Kathode Ray Oscillograph
A conversazione was held at the Institution of Civil Engineers on Thursday, July 12th. Whilst the majority of the interesting exhibits were relating to general engineering there were one or two which were of wireless interest.
One of these was a cathode ray oscillograph developed at the laboratories of the Western Electric Company.
The apparatus is a special form of Braun tube employing a hot cathode in the form of a thermionic filament. This instrument is of the same type as that employed recently by Messrs. E V Appleton and R Watson Watt in their investigations on atmospherics.
The chief advantage of the cathode ray oscillograph over other forms of oscillographs is its freedom from inertia and from free period which renders it effective at, for instance, radio frequencies, where other forms fail.
The tube is more convenient to operate on account of the simple nature of the accessory apparatus needed.
It allows of speedy observation of the characteristics of a variety of electrical apparatus and circuits. A demonstration was given of its use for seeing at a glance the characteristics of valves and its application in this connection makes it extremely valuable for laboratory testing.
The oscillograph illustrated in the accompanying picture consists of a glass three-electrode tube about 30 cm long, in the form of a cylinder about 4 cm diameter which spreads out into a conical form with a slightly rounded end. The diameter of the large end is about 10 cm.
The cathode consists of a filament coated with active oxides. The anode is a small platinum tube set about 1 mm from the filament, which is bent into the form of a nearly complete circle. Between the filament and the anode is a small circular screen with a hole in the centre just smaller than the circular filament.
A battery of 250 to 400 Volts is connected between the anode and the cathode. This battery raises the anode to a positive potential with respect to the filament, and the electrons, which are supplied by the hot filament, are accelerated by the electric field so produced.

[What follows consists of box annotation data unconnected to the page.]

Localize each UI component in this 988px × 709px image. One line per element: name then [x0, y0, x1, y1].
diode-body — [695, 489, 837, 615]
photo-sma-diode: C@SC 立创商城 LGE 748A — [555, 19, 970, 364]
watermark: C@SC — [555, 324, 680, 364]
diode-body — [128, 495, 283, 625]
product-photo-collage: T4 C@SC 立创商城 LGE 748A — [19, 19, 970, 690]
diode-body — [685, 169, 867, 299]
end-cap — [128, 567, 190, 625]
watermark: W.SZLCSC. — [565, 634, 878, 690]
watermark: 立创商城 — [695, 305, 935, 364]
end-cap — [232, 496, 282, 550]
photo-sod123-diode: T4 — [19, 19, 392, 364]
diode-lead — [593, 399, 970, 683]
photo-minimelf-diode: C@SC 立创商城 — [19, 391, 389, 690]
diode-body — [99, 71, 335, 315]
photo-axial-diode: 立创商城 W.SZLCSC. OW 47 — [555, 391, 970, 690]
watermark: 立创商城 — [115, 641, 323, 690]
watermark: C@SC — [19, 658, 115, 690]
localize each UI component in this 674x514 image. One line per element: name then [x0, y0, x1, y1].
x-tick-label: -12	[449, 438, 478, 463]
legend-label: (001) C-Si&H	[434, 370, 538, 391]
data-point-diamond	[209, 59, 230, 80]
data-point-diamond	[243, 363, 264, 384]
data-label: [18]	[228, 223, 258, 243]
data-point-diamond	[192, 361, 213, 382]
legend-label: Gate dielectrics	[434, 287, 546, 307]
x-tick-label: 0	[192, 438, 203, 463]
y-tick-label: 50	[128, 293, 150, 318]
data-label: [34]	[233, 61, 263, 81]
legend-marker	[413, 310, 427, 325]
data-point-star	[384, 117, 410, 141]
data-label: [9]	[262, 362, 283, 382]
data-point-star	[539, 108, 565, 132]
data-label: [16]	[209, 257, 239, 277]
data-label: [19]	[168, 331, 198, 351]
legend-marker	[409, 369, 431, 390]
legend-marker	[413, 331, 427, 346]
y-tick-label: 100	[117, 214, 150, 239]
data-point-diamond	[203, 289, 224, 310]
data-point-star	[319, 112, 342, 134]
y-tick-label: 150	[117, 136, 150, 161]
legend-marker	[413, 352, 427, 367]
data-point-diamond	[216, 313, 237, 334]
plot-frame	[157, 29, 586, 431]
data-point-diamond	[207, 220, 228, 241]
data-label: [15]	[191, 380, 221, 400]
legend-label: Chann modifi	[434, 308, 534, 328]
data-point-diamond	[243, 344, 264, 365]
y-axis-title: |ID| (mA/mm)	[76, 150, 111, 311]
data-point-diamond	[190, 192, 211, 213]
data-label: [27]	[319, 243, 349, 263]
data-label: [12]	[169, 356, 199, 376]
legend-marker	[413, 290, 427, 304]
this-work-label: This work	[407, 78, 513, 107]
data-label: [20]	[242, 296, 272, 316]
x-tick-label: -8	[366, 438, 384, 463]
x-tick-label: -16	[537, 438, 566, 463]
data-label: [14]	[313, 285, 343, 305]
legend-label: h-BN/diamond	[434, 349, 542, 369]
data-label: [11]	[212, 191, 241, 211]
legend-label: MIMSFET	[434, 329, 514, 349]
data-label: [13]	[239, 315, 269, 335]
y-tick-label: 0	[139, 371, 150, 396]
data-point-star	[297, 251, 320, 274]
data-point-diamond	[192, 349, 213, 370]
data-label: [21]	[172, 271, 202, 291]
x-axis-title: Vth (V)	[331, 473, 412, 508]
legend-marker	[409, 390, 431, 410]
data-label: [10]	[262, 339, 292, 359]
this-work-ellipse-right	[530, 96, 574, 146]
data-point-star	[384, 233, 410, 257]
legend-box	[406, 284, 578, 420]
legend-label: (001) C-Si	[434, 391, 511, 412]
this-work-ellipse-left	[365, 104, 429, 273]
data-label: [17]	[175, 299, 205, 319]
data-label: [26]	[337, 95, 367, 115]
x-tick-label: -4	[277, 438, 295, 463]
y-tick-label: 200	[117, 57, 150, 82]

A small fraction of the electrons pass completely through the tubular anode and constitute the cathode rays.
The rays then pass between two pairs of deflecting plates set at right angles to each other, and fall upon the large end of the glass tube. The inside of the large end of the tube is covered with a fluorescent mixture which renders the rays visible, so that the form which they take appears much as a picture viewed on the focussing screen of a camera.